My main concerns with this production were with bigger conceptual things. For one thing, the way the players were presented bothered me – turning the leading player into a woman and implying some past between Hamlet and her didn’t help my view of Hamlet’s character. Say what you want about princes or college students or whatever, I still feel like it weakened the character and called his relationship with Ophelia into question somewhat. With that kind of history, you almost feel like Laertes and Polonius were right to tell Ophelia to keep her distance.

Director Bruce Hostetler also majorly minimized the Horatio / Hamlet friendship and turned Horatio (Scott Fullerton) into a glorified babysitter the entire time. This did help to isolate Hamlet and require him to put up even more of a façade, but when everyone in the play dies, you kind of want the one person left on stage to be someone you’ve come to love and sympathize with. This didn’t happen.

In fact, the entire second half was plagued with continuity issues because of the way the play was cut down. Now, I totally understand the need to cut the massive play so that people are able to sit through it. And I don’t know how I could have done it myself. But I would not have taken out Hamlet’s encounter with Fortinbras’s army (Act 4 scene 4 – the whole impetus for the “How all occasions do inform against me” speech) or Hamlet’s ill-fated trip to England. I was not convinced by the “Oh, he just decided not to go all of a sudden” way that was handled. When Hamlet forges the letter that sends Rosencrantz and Guildenstern to their deaths, it is a significant step in his journey, and not one that can be left out.
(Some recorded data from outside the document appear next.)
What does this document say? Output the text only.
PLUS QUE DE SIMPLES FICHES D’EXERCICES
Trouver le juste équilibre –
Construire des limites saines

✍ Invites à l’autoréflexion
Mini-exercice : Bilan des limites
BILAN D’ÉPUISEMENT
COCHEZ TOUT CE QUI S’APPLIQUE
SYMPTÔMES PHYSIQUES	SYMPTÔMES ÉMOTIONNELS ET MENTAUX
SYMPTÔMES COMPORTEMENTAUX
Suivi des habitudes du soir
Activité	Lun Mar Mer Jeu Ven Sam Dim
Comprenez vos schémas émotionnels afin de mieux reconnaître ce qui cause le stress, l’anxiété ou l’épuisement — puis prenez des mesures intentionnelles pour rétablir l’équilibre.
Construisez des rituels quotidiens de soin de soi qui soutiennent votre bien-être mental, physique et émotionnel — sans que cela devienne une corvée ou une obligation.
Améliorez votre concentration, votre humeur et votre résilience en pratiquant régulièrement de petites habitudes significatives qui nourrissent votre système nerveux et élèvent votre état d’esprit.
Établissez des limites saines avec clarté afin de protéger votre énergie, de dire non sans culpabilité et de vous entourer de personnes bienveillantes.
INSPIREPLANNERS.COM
The ending (after everyone dies) was also cut down significantly, leaving out what I think of as the zinger – the “this was the point of this story” moment – and weakening the end considerably. I missed
“So shall you hear
of carnal, bloody, and unnatural acts,
of accidental judgments, casual slaughters,
of deaths put on by cunning and forced cause,
and, in this upshot, purposes mistook
fall’n on th’ inventors’ heads. All this can I
truly deliver” (5.2.422-428).

So while it was overall a good performance and the actors played their parts very well, the whole thing lacked a cohesive feel and a main point that resonates with the audience as they drive home.

The cemetery was very, very cool, though.